Piłem, bo mnie nie obsadzano, a nie obsadzano mnie, bo piłem
Wszechstronnie utalentowany aktor Marian Opania to wulkan niespożytej energii. "Najpierw zrobię przedstawienie muzyczne, Czechowa w Ateneum, potem nagram płytę na podstawie moich wierszy. Mam co robić" - przekonuje artysta.
Od niedawna można kupić płytę z pana piosenkami zatytułowaną "Fascynacja". Proszę o niej opowiedzieć.
Marian Opania: - Z wydawcą tej płyty znamy się od lat, moje piosenki już wcześniej gościły na płytach, m.in. z repertuarem Jacquesa Brela, Włodzimierza Wysockiego, Paulo Conte. Gdy kilka miesięcy temu zaproponował mi wydanie płyty z moimi piosenkami, chętnie się zgodziłem. Dobrze to wyszło. Może nie wszystkie utwory bym dziś zaakceptował w niezmienionej formie. "Amsterdam" Brela zaśpiewałem chyba zbyt patetycznie.
Estrada to dla pana ważne miejsce?
- Bardzo ważne, bo satysfakcja ze śpiewania jest olbrzymia. Kiedyś śpiewanie mnie w ogóle uratowało. Pod koniec lat 70. miałem 2,5 roku (a były to dla mnie wieki) przerwy. Zmieniły się wtedy moje warunki fizyczne: przytyłem, posiwiałem. Gęba młoda, a postura starszego pana. Spadłem do niższej ligi.
Nie dostawał pan ról?
- Grywałem w teatrze, ale najciekawsze role dostawali inni. To był przykry okres. Zacząłem zaglądać głębiej do kieliszka, a nawet bardzo głęboko. To było piekło. Piłem alkohol, bo mnie nie obsadzano, a nie obsadzano mnie, bo piłem. Błędne koło.

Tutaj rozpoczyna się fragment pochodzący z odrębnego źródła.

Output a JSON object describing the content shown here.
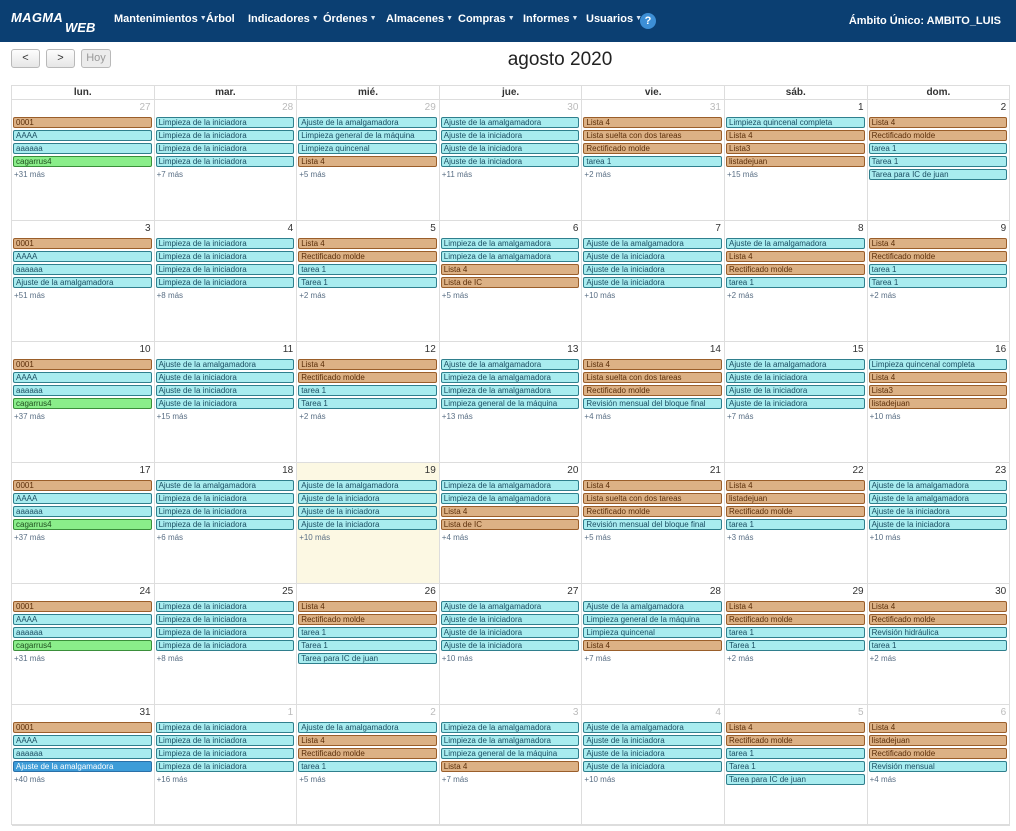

Ledwo się z tego wygrzebałem. Było mi ciężko i wtedy do nagrania płyty zaprosił mnie Marek Grechuta. Marek zobaczył, że wrażliwość i śpiewanie to mój świat. Śpiewałem z Grechutą teksty znakomitego poety Tadeusza Nowaka.
Śpiewa pan od zawsze?
- Od czasów szkoły teatralnej, ale wcześniej śpiewanie też nie było mi obce. W szkole byłem nazywany nawet polskim Paulem Anką, Presleyem, Sedaką.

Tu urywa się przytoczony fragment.